= Floro Dery =

Filipino illustrator

Floro Dery (born 18 June 1958) is a Filipino illustrator best known for his work as design supervisor of the 1980s The Transformers TV series and was the visual creator of The Transformers: The Movie. He modified the 1984 character models originally designed by Shōhei Kohara and created the 1985 models, all of which became the visual guidelines both for the comic book and the animated cartoon appearances of those characters. He was also charged with designing all the characters introduced in the movie.
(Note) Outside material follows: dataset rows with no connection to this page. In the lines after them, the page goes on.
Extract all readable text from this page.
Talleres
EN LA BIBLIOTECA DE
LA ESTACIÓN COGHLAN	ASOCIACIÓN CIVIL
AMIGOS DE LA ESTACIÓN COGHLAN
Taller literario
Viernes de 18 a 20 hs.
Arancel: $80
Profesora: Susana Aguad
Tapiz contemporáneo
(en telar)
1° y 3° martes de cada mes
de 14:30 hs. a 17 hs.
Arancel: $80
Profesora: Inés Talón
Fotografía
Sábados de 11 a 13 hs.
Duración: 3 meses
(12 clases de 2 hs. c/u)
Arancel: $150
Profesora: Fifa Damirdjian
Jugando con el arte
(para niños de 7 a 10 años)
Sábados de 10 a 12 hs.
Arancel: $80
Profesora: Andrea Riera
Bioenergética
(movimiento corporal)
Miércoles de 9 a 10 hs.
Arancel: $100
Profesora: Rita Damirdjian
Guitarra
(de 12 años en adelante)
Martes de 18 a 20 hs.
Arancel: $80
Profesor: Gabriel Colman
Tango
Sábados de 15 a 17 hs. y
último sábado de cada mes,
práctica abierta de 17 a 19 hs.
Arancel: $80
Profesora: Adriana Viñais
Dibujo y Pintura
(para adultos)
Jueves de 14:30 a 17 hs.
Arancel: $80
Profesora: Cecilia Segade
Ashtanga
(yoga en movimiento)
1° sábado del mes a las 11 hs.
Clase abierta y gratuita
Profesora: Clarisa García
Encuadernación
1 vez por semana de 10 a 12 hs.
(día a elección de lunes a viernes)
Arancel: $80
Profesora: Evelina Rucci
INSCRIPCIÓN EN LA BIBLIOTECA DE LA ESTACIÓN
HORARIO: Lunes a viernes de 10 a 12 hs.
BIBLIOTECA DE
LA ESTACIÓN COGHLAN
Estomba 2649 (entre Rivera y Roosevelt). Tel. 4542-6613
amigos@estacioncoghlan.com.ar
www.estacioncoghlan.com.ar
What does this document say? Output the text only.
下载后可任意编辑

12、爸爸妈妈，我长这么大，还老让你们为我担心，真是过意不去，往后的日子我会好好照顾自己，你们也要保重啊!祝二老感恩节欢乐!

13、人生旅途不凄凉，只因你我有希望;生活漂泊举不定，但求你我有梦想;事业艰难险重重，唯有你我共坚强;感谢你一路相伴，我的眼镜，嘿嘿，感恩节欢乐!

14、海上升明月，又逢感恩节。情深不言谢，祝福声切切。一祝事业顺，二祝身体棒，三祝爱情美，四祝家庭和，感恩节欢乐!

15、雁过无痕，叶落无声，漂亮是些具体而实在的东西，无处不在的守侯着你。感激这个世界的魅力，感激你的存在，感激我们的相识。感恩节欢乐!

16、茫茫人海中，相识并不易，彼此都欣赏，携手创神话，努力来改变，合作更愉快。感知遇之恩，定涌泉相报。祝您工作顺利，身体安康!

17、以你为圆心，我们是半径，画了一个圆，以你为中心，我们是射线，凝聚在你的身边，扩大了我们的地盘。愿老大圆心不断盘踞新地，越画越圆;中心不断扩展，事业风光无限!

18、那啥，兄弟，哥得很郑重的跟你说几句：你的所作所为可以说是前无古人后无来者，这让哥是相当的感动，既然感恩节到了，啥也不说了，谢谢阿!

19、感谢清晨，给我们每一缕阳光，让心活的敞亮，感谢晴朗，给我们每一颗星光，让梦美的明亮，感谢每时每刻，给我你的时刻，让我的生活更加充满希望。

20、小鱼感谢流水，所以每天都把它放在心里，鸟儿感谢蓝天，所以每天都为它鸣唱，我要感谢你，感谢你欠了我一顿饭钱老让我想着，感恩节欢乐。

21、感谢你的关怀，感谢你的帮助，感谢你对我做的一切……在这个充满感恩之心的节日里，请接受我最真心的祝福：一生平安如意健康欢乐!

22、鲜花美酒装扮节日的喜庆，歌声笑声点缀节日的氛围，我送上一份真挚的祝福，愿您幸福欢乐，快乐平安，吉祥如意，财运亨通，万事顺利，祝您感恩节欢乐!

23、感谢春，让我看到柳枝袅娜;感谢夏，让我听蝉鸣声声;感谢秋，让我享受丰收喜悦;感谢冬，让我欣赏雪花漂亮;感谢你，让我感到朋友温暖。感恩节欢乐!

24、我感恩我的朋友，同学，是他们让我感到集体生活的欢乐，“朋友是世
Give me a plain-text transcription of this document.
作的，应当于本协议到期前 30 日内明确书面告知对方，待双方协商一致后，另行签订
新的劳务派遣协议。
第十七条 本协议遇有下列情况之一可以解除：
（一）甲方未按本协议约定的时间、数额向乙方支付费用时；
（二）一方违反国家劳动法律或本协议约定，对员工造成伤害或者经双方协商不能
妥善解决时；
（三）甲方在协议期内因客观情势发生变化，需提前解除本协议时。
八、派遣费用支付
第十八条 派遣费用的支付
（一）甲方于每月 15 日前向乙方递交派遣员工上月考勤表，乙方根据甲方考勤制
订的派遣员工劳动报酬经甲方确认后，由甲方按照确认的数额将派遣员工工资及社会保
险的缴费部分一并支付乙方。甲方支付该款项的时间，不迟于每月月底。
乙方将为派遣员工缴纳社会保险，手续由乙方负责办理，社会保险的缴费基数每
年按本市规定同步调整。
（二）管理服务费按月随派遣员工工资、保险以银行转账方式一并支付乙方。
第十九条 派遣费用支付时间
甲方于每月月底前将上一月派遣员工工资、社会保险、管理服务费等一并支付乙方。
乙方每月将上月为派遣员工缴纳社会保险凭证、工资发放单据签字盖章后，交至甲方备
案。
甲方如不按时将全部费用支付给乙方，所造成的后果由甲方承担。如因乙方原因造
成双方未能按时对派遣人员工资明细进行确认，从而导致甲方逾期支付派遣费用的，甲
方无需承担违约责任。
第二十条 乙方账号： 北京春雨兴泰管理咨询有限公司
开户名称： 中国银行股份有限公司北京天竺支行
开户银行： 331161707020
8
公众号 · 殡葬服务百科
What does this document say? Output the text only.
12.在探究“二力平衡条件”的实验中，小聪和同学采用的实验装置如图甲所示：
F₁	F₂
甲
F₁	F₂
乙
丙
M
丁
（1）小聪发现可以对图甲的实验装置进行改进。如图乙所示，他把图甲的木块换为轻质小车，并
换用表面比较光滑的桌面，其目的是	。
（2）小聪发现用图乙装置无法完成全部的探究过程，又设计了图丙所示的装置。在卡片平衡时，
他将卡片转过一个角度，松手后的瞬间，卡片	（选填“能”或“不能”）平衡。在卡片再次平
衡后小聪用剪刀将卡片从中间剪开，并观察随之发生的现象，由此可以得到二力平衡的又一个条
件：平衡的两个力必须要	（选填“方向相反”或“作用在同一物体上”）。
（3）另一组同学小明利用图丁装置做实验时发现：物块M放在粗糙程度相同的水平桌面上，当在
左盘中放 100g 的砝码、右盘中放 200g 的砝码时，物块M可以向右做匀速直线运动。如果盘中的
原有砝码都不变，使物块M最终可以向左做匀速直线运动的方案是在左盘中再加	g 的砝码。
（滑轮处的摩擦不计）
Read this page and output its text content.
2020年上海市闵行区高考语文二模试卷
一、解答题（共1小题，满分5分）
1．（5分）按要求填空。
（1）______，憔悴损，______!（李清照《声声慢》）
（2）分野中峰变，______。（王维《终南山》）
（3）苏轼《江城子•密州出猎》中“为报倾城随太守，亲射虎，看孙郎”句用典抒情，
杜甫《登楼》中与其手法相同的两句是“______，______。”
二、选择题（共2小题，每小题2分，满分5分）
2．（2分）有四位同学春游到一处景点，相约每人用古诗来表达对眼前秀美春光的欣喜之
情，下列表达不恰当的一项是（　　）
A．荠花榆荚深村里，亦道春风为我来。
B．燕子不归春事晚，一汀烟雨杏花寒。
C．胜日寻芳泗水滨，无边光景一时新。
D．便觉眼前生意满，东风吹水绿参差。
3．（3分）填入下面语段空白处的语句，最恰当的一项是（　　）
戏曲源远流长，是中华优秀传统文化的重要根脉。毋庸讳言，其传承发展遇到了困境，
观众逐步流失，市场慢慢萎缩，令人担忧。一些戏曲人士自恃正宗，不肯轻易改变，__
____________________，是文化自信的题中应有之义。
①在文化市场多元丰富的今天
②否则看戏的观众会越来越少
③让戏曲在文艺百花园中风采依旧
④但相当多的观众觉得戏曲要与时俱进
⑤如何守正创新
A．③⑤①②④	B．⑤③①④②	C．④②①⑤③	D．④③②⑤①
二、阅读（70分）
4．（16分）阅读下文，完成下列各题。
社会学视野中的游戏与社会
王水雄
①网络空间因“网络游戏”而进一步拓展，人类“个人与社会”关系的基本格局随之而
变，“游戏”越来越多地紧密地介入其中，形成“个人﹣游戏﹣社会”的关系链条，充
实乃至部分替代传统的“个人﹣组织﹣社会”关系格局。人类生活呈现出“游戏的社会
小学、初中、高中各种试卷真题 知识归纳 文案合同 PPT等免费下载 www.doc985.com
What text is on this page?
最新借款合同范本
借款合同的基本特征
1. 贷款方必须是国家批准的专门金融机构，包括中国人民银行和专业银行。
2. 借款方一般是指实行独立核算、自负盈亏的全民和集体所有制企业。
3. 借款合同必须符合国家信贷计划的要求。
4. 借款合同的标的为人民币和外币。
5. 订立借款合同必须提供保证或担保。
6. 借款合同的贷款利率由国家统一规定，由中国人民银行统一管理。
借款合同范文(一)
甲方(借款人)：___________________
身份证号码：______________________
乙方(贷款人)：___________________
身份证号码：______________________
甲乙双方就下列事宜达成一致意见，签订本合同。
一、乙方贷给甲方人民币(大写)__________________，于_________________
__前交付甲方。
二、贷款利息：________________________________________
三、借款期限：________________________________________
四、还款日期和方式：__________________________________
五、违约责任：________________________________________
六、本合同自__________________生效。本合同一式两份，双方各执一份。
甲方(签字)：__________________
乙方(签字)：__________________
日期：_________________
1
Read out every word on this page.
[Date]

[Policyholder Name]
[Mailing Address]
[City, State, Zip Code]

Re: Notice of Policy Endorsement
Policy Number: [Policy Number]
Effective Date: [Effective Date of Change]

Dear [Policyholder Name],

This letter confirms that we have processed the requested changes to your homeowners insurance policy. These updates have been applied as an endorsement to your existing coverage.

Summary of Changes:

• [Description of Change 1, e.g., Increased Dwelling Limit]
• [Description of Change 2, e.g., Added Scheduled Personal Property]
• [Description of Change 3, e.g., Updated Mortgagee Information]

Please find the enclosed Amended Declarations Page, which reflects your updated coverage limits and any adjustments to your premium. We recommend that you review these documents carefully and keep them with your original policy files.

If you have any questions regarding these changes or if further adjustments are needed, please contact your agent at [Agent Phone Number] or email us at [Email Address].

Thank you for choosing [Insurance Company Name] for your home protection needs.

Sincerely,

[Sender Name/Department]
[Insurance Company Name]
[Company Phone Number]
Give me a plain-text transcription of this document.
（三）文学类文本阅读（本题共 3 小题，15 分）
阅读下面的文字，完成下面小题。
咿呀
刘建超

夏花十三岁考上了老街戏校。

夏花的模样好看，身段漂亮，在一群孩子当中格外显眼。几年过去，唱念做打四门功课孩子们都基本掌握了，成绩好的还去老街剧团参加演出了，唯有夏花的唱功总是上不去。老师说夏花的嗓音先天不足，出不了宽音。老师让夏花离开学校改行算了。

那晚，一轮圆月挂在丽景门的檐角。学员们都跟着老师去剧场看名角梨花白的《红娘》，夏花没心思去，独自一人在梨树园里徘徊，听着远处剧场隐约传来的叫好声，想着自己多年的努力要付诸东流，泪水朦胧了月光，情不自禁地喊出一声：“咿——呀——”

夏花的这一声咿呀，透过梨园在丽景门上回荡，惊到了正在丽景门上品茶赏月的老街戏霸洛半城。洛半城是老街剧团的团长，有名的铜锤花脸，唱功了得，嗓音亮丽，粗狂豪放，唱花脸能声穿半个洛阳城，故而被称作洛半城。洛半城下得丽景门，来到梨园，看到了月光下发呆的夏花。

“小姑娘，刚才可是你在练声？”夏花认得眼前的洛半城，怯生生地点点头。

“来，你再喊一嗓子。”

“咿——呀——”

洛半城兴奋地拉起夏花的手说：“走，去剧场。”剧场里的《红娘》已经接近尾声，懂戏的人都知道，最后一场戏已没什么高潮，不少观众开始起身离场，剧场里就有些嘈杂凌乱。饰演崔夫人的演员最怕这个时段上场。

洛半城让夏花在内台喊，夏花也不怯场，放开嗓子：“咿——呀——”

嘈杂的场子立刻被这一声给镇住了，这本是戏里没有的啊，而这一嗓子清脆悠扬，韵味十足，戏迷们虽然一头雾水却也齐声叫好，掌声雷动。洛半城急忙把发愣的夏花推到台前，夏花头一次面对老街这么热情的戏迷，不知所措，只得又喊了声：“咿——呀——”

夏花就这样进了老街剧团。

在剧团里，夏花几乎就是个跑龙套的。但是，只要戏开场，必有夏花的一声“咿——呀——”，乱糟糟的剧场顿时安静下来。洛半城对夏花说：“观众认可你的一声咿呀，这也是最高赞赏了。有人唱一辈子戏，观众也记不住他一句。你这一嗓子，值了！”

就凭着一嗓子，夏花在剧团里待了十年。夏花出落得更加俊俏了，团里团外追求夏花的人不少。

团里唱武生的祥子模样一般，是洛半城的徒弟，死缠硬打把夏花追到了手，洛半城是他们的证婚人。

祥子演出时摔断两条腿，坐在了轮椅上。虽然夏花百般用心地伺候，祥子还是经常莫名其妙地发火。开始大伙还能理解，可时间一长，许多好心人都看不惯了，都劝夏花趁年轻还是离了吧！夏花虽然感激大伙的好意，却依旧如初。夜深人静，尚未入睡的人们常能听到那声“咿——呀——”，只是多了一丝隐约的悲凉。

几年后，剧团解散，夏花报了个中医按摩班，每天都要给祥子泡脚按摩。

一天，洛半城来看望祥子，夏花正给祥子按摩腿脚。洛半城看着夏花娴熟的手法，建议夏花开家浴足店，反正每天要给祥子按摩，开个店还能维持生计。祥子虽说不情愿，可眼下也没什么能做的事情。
Dery is also known for illustrating the Sunday edition of the syndicated The Amazing Spider-Man comic strip from 1982 to 1992. Design supervisor for the 1986 animated series Wildfire, he was responsible for character design. Dery worked alongside fellow Filipino Alex Niño as a storyboard artist for Sunbow Productions on Visionaries: Knights of the Magical Light. He was the character designer for the 1987 animated film Ultraman: The Adventure Begins. He went on to be the production designer for Pirates of Dark Water and a storyboard artist for Spider-Man: The Animated Series.

Dery was involved in the artists' protest movement against the dictator Ferdinand Marcos in the 1970s, the Nagkakaisang Progresibong Artista at Arkitekto (United Progressive Artists and Architects).